I’ve just come across this informative CofE Research Booklet on what millennials think about weddings (cover above) which is available on the CofE print hub. There is also a 12/4/18 CofE press release on the subject. The research was done over two days last November with over 1000 unmarried people between the ages of 18 and 35. In part, it’s an update to the work done 10 years ago on the CofE weddings project. And it provides some useful insights.
Given what this new research says, plus the characteristics of rural churches, I think rural churches may actually have some advantages in attracting weddings.
So what are the characteristics of rural churches? (Insights sourced from a post by Jill Hopkinson on growing rural church, plus the Church Times’s spread on rural churches). Compared with urban churches CofE rural churches:
- make up around 2/3rds of CofE parishes and churches;
- have 40% of the CofE’s regular attendance;
- congregations are a bigger % of the local population;
- are more engaged with the local community;
- generally have buildings which are smaller and older;
- generally have older congregations;
- in some places are the last public building in their community.
Given what the millennial marriage research says how do these characteristics give rural churches an advantage in attracting weddings?
|As you can see from the picture on the left page 10 of the research draws out that
– when considering where to hold their wedding –
people are much more likely to consider places that mean something to them, somewhere they could personalise, somewhere traditional and historic.
With more engagement with their community rural churches may often still mean something to people – even when they are not regular church goers.
And rural churches also tend to have older more historic buildings.
|The picture to the right shows page 14 of the research booklet. Given what it says it is clearly important to promote church weddings more to, and through, all those who already have connections with church.
Another part of the research shows family as a top influencer as concerns wedding plans.

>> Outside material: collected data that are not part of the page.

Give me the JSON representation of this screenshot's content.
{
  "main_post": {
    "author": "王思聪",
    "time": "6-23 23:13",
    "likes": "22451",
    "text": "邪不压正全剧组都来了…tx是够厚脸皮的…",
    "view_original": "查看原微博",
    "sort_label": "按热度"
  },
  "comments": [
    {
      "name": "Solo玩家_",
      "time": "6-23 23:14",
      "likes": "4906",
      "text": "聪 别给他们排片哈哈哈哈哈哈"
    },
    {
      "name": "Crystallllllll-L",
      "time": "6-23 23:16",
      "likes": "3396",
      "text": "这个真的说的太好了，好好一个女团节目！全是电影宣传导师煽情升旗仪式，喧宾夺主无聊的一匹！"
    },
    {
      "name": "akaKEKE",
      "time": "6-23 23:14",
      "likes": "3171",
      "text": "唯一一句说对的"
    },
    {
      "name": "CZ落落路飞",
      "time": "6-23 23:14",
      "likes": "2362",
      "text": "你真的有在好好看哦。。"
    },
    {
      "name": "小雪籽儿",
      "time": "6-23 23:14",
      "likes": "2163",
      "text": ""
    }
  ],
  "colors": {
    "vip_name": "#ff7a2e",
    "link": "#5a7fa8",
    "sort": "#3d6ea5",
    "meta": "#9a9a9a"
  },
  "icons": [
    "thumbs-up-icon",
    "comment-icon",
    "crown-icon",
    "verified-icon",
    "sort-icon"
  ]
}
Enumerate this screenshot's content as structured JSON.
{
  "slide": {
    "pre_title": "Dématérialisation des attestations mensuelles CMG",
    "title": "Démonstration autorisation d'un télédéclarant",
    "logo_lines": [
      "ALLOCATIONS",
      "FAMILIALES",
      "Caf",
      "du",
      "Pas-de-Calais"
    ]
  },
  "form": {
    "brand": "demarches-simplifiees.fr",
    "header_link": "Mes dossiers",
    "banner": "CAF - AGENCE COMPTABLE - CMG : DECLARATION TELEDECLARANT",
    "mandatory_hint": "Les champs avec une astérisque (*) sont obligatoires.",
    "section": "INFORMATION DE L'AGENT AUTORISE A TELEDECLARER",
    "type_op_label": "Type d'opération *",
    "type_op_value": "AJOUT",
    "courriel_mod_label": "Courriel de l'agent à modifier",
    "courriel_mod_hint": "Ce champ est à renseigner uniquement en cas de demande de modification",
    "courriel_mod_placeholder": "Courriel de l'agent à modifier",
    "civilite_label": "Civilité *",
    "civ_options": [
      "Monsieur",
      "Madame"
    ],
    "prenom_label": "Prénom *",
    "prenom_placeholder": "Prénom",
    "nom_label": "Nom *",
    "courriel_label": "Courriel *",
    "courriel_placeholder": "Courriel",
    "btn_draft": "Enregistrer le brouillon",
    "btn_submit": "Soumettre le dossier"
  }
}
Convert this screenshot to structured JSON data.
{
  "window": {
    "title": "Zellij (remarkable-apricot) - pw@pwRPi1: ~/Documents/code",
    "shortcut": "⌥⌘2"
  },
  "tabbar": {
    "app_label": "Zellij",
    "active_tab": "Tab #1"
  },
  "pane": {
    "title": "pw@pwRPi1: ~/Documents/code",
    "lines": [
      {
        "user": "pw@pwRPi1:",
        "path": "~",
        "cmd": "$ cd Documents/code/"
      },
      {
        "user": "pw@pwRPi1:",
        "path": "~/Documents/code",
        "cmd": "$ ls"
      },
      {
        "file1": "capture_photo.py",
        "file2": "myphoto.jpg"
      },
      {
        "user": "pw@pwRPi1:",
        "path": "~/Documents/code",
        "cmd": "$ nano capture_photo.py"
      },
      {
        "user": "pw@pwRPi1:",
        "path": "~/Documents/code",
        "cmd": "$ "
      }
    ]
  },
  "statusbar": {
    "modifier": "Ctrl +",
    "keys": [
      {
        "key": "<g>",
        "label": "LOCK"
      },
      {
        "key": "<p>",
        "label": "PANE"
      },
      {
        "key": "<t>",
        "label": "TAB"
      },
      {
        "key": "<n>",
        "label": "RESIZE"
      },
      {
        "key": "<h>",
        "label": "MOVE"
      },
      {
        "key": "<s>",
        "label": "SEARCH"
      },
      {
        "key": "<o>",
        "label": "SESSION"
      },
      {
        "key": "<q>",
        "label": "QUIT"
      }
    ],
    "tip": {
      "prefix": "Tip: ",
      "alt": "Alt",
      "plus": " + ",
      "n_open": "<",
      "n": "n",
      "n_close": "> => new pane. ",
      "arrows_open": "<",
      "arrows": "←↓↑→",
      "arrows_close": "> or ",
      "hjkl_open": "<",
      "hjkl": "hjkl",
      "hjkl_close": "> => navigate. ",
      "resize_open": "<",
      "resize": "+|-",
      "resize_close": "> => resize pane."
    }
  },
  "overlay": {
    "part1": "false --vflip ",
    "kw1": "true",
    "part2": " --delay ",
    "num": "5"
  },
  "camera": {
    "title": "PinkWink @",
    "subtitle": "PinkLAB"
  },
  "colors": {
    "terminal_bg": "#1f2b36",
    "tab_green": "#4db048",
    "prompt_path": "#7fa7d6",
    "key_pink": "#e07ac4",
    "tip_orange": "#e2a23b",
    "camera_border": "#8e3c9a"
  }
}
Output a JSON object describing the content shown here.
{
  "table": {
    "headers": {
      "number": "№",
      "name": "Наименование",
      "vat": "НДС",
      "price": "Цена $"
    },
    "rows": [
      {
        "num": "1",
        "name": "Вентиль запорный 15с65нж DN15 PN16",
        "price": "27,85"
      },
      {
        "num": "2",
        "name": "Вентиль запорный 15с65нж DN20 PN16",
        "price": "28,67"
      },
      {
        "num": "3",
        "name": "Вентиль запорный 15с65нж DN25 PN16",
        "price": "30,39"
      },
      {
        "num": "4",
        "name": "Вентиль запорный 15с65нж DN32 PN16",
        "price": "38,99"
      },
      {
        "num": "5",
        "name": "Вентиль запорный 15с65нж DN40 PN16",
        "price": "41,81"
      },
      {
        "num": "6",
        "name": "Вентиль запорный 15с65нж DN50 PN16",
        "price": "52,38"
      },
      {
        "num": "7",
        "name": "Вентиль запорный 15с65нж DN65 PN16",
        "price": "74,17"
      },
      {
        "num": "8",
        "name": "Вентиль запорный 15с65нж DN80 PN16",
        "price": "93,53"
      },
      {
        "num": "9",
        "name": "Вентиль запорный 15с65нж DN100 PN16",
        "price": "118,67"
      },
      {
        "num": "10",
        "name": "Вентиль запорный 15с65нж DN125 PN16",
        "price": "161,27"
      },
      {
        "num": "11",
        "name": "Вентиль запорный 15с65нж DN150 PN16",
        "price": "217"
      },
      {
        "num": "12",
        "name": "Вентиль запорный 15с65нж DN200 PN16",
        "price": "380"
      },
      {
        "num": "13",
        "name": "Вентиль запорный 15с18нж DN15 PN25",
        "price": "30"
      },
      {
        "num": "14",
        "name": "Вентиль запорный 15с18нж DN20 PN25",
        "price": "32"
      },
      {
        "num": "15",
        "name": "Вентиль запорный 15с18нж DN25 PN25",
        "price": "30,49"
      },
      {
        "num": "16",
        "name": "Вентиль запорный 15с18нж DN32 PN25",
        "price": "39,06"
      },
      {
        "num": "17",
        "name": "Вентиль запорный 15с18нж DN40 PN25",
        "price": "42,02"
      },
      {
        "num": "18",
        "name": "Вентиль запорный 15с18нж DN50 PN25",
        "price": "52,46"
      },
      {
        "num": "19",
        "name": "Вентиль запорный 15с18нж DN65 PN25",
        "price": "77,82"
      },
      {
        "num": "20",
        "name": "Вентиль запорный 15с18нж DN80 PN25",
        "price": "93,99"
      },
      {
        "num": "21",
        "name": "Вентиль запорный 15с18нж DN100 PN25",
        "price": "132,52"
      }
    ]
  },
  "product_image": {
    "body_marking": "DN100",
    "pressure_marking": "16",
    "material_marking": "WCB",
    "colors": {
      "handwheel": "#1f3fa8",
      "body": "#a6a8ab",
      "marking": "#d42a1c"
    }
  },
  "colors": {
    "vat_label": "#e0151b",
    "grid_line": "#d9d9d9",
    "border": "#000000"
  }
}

Maybe our older congregations can be a key way of communicating to their families your welcome to those getting married ?
As another top influencer on wedding plans is social media – maybe posts by your silver surfers might also extend a welcome as well as church posts of happy couples after their wedding.
The other research finding that struck me was that 43% of all unmarried people, (54% of unmarried females), had thought about their future weddings by the time they were 16. Maybe there is something we could be doing with schools on this subject?